Saturday, 26 July 2014

KURT VONNEGUT MADE ME CRY.





It doesn't happen as often as it should but the book I was reading made me cry.

It was Kurt Vonnegut's “A man without a country”




The tears ran down my face and had to be wiped away.

He is a very funny writer but I wasn't crying tears of laughter.


This is what he wrote that made me cry.

“Joe, a young man from Pittsburg, came up to me with one request:

“Please tell me it will all be okay.”

“Welcome to Earth, young man,” I said. “It's hot in the summer and cold in the winter. It's round and wet and crowded. At the outside, Joe, you've got about a hundred years here.

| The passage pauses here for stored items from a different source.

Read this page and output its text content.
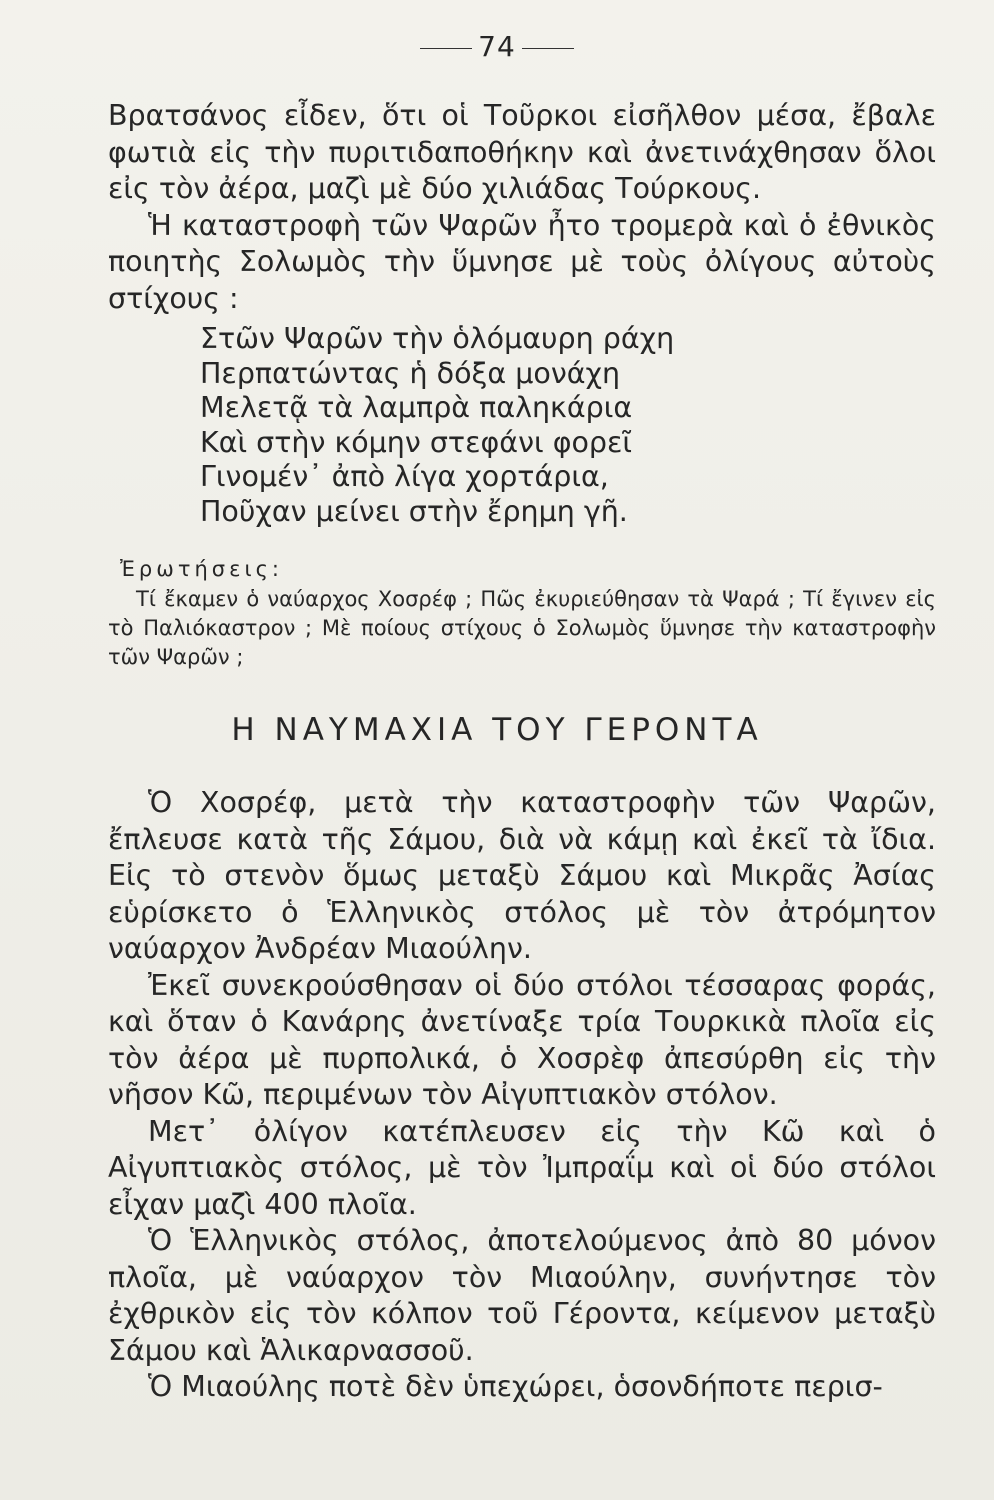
74

Βρατσάνος εἶδεν, ὅτι οἱ Τοῦρκοι εἰσῆλθον μέσα, ἔβαλε φωτιὰ εἰς τὴν πυριτιδαποθήκην καὶ ἀνετινάχθησαν ὅλοι εἰς τὸν ἀέρα, μαζὶ μὲ δύο χιλιάδας Τούρκους.

Ἡ καταστροφὴ τῶν Ψαρῶν ἦτο τρομερὰ καὶ ὁ ἐθνικὸς ποιητὴς Σολωμὸς τὴν ὕμνησε μὲ τοὺς ὀλίγους αὐτοὺς στίχους :

Στῶν Ψαρῶν τὴν ὁλόμαυρη ράχη
Περπατώντας ἡ δόξα μονάχη
Μελετᾷ τὰ λαμπρὰ παληκάρια
Καὶ στὴν κόμην στεφάνι φορεῖ
Γινομέν᾽ ἀπὸ λίγα χορτάρια,
Ποῦχαν μείνει στὴν ἔρημη γῆ.
Ἐρωτήσεις:
Τί ἔκαμεν ὁ ναύαρχος Χοσρέφ ; Πῶς ἐκυριεύθησαν τὰ Ψαρά ; Τί ἔγινεν εἰς τὸ Παλιόκαστρον ; Μὲ ποίους στίχους ὁ Σολωμὸς ὕμνησε τὴν καταστροφὴν τῶν Ψαρῶν ;
Η ΝΑΥΜΑΧΙΑ ΤΟΥ ΓΕΡΟΝΤΑ

Ὁ Χοσρέφ, μετὰ τὴν καταστροφὴν τῶν Ψαρῶν, ἔπλευσε κατὰ τῆς Σάμου, διὰ νὰ κάμῃ καὶ ἐκεῖ τὰ ἴδια. Εἰς τὸ στενὸν ὅμως μεταξὺ Σάμου καὶ Μικρᾶς Ἀσίας εὑρίσκετο ὁ Ἑλληνικὸς στόλος μὲ τὸν ἀτρόμητον ναύαρχον Ἀνδρέαν Μιαούλην.

Ἐκεῖ συνεκρούσθησαν οἱ δύο στόλοι τέσσαρας φοράς, καὶ ὅταν ὁ Κανάρης ἀνετίναξε τρία Τουρκικὰ πλοῖα εἰς τὸν ἀέρα μὲ πυρπολικά, ὁ Χοσρὲφ ἀπεσύρθη εἰς τὴν νῆσον Κῶ, περιμένων τὸν Αἰγυπτιακὸν στόλον.

Μετ᾽ ὀλίγον κατέπλευσεν εἰς τὴν Κῶ καὶ ὁ Αἰγυπτιακὸς στόλος, μὲ τὸν Ἰμπραΐμ καὶ οἱ δύο στόλοι εἶχαν μαζὶ 400 πλοῖα.

Ὁ Ἑλληνικὸς στόλος, ἀποτελούμενος ἀπὸ 80 μόνον πλοῖα, μὲ ναύαρχον τὸν Μιαούλην, συνήντησε τὸν ἐχθρικὸν εἰς τὸν κόλπον τοῦ Γέροντα, κείμενον μεταξὺ Σάμου καὶ Ἁλικαρνασσοῦ.

Ὁ Μιαούλης ποτὲ δὲν ὑπεχώρει, ὁσονδήποτε περισ-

There's only one rule that I know of: Goddamn it Joe, you've got to be kind!”


So what do you think?

I was thinking it is impossible not to feel passionate about what is happening in Gaza to ordinary people, women, children and civilians.

Passion is needed to make things better.

I was also thinking that the suffering makes it more important to be dispassionate about the facts that led to and created the problems of the Middle East.

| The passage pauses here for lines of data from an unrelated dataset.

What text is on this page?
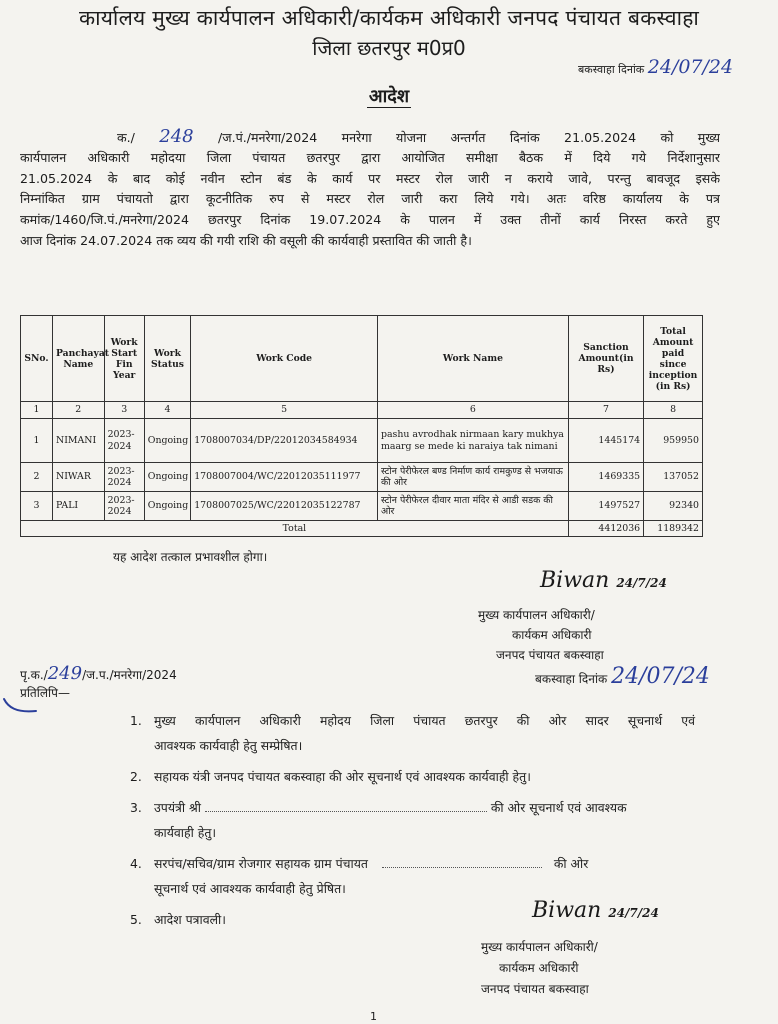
कार्यालय मुख्य कार्यपालन अधिकारी/कार्यकम अधिकारी जनपद पंचायत बकस्वाहा
जिला छतरपुर म0प्र0
बकस्वाहा दिनांक 24/07/24
आदेश
क./ 248 /ज.पं./मनरेगा/2024 मनरेगा योजना अन्तर्गत दिनांक 21.05.2024 को मुख्य
कार्यपालन अधिकारी महोदया जिला पंचायत छतरपुर द्वारा आयोजित समीक्षा बैठक में दिये गये निर्देशानुसार
21.05.2024 के बाद कोई नवीन स्टोन बंड के कार्य पर मस्टर रोल जारी न कराये जावे, परन्तु बावजूद इसके
निम्नांकित ग्राम पंचायतो द्वारा कूटनीतिक रुप से मस्टर रोल जारी करा लिये गये। अतः वरिष्ठ कार्यालय के पत्र
कमांक/1460/जि.पं./मनरेगा/2024 छतरपुर दिनांक 19.07.2024 के पालन में उक्त तीनों कार्य निरस्त करते हुए
आज दिनांक 24.07.2024 तक व्यय की गयी राशि की वसूली की कार्यवाही प्रस्तावित की जाती है।
SNo.	Panchayat Name	Work Start Fin Year	Work Status	Work Code	Work Name	Sanction Amount(in Rs)	Total Amount paid since inception (in Rs)
1	2	3	4	5	6	7	8
1	NIMANI	2023-2024	Ongoing	1708007034/DP/22012034584934	pashu avrodhak nirmaan kary mukhya maarg se mede ki naraiya tak nimani	1445174	959950
2	NIWAR	2023-2024	Ongoing	1708007004/WC/22012035111977	स्टोन पेरीफेरल बण्ड निर्माण कार्य रामकुण्ड से भजयाऊ की ओर	1469335	137052
3	PALI	2023-2024	Ongoing	1708007025/WC/22012035122787	स्टोन पेरीफेरल दीवार माता मंदिर से आडी सडक की ओर	1497527	92340
Total						4412036	1189342
यह आदेश तत्काल प्रभावशील होगा।
Biwan 24/7/24
मुख्य कार्यपालन अधिकारी/
कार्यकम अधिकारी
जनपद पंचायत बकस्वाहा
पृ.क./249/ज.प./मनरेगा/2024	बकस्वाहा दिनांक 24/07/24
प्रतिलिपि—
1. मुख्य कार्यपालन अधिकारी महोदय जिला पंचायत छतरपुर की ओर सादर सूचनार्थ एवं
आवश्यक कार्यवाही हेतु सम्प्रेषित।
2. सहायक यंत्री जनपद पंचायत बकस्वाहा की ओर सूचनार्थ एवं आवश्यक कार्यवाही हेतु।
3. उपयंत्री श्री	की ओर सूचनार्थ एवं आवश्यक
कार्यवाही हेतु।
4. सरपंच/सचिव/ग्राम रोजगार सहायक ग्राम पंचायत	की ओर
सूचनार्थ एवं आवश्यक कार्यवाही हेतु प्रेषित।
5. आदेश पत्रावली।	Biwan 24/7/24
मुख्य कार्यपालन अधिकारी/
कार्यकम अधिकारी
जनपद पंचायत बकस्वाहा
1
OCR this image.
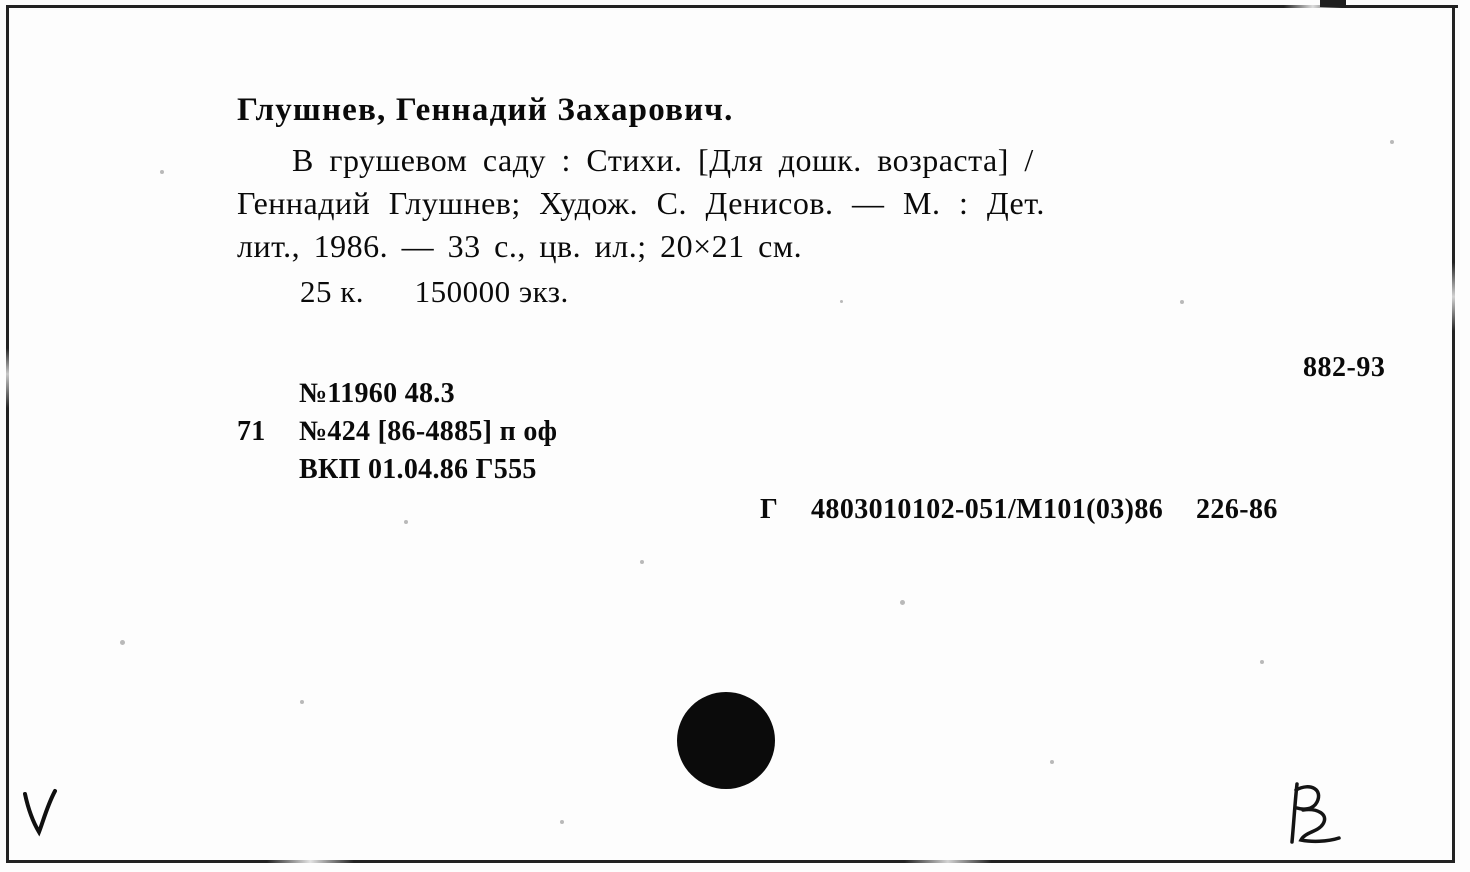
Глушнев, Геннадий Захарович.
В грушевом саду : Стихи. [Для дошк. возраста] /
Геннадий Глушнев; Худож. С. Денисов. — М. : Дет.
лит., 1986. — 33 с., цв. ил.; 20×21 см.
25 к. 150000 экз.
882-93
№11960 48.3
71 №424 [86-4885] п оф
ВКП 01.04.86 Г555
Г 4803010102-051/М101(03)86 226-86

If we aren't dispassionate at the same time we will undermine our own arguments.

Vonnegut talks about a one day massacre that killed 135,000 people. It was inflicted on the 'worst people in history' – those guilty of the Holocaust - by the 'good' people of Britain. It was done out of revenge or as an experiment and was not necessary to end the war.
 
https://www.goodreads.com/book/show/4981.Slaughterhouse_Five

Those same 'good' people refused to allow Jewish refugees to travel to Palestine even though there was no place on earth for them. Many died or drowned. Those same 'good' people refused to allow the creation of Israel until the Stern Gang and Irgun, both terrorist organisations, forced their hand.

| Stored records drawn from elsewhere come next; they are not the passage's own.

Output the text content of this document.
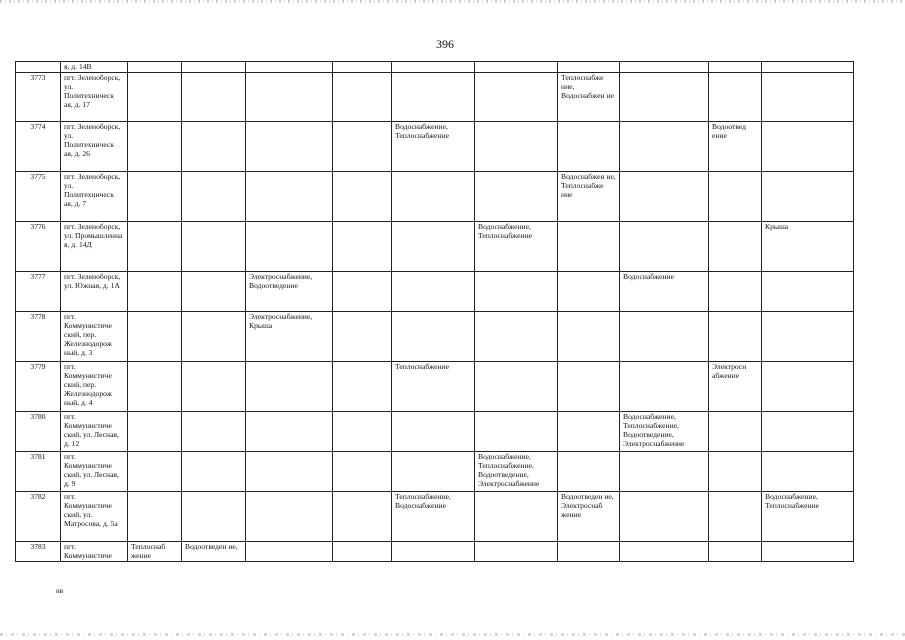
396
	я, д. 14В										
3773	пгт. Зеленоборск, ул. Политехническ ая, д. 17							Теплоснабже ние, Водоснабжен ие			
3774	пгт. Зеленоборск, ул. Политехническ ая, д. 26					Водоснабжение, Теплоснабжение				Водоотвед ение	
3775	пгт. Зеленоборск, ул. Политехническ ая, д. 7							Водоснабжен ие, Теплоснабже ние			
3776	пгт. Зеленоборск, ул. Промышленна я, д. 14Д						Водоснабжение, Теплоснабжение				Крыша
3777	пгт. Зеленоборск, ул. Южная, д. 1А			Электроснабжение, Водоотведение					Водоснабжение		
3778	пгт. Коммунистиче ский, пер. Железнодорож ный, д. 3			Электроснабжение, Крыша							
3779	пгт. Коммунистиче ский, пер. Железнодорож ный, д. 4					Теплоснабжение				Электросн абжение	
3780	пгт. Коммунистиче ский, ул. Лесная, д. 12								Водоснабжение, Теплоснабжение, Водоотведение, Электроснабжение		
3781	пгт. Коммунистиче ский, ул. Лесная, д. 9						Водоснабжение, Теплоснабжение, Водоотведение, Электроснабжение				
3782	пгт. Коммунистиче ский, ул. Матросова, д. 5а					Теплоснабжение, Водоснабжение		Водоотведен ие, Электроснаб жение			Водоснабжение, Теплоснабжение
3783	пгт. Коммунистиче	Теплоснаб жение	Водоотведен ие,								
нв
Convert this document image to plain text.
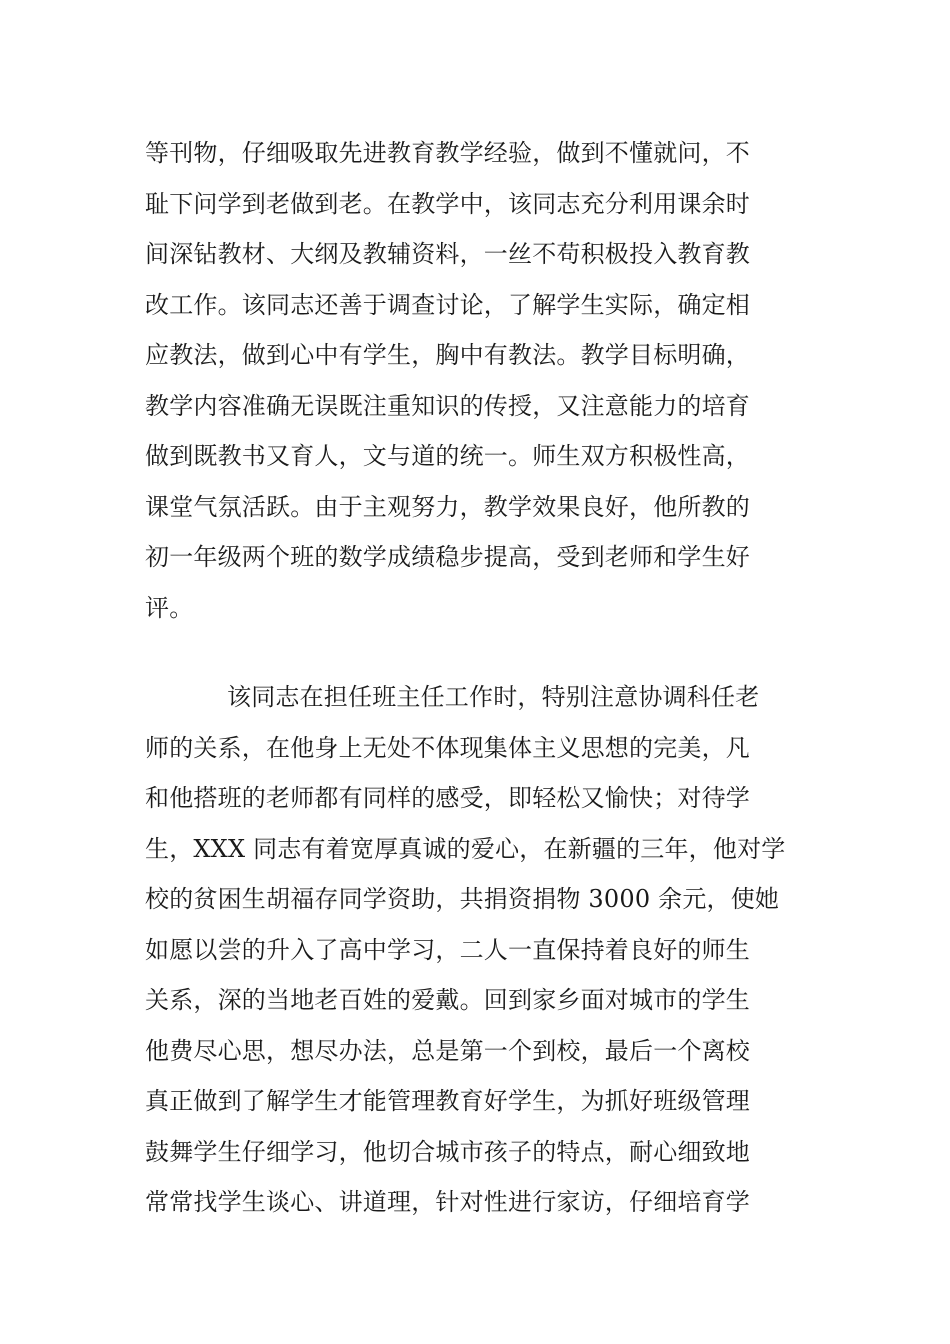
等刊物，仔细吸取先进教育教学经验，做到不懂就问，不
耻下问学到老做到老。在教学中，该同志充分利用课余时
间深钻教材、大纲及教辅资料，一丝不苟积极投入教育教
改工作。该同志还善于调查讨论，了解学生实际，确定相
应教法，做到心中有学生，胸中有教法。教学目标明确，
教学内容准确无误既注重知识的传授，又注意能力的培育
做到既教书又育人，文与道的统一。师生双方积极性高，
课堂气氛活跃。由于主观努力，教学效果良好，他所教的
初一年级两个班的数学成绩稳步提高，受到老师和学生好
评。
该同志在担任班主任工作时，特别注意协调科任老
师的关系，在他身上无处不体现集体主义思想的完美，凡
和他搭班的老师都有同样的感受，即轻松又愉快；对待学
生，XXX 同志有着宽厚真诚的爱心，在新疆的三年，他对学
校的贫困生胡福存同学资助，共捐资捐物 3000 余元，使她
如愿以尝的升入了高中学习，二人一直保持着良好的师生
关系，深的当地老百姓的爱戴。回到家乡面对城市的学生
他费尽心思，想尽办法，总是第一个到校，最后一个离校
真正做到了解学生才能管理教育好学生，为抓好班级管理
鼓舞学生仔细学习，他切合城市孩子的特点，耐心细致地
常常找学生谈心、讲道理，针对性进行家访，仔细培育学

The suffering on the people of Gaza does not make Hamas any better than it is.

The Holocaust does not justify the attack on Gaza.
http://www.aljazeera.com/indepth/opinion/2014/07/gaza-1994-2004-peace-led-war-2014720144816864760.html

What can we do? What can I do?
 
Be passionate about helping people who suffer.

Be dispassionate. It is not the suffering on either side makes people good or bad or justifies their politics or history.

Be kind to both parties to be fair. Be merciful to be just.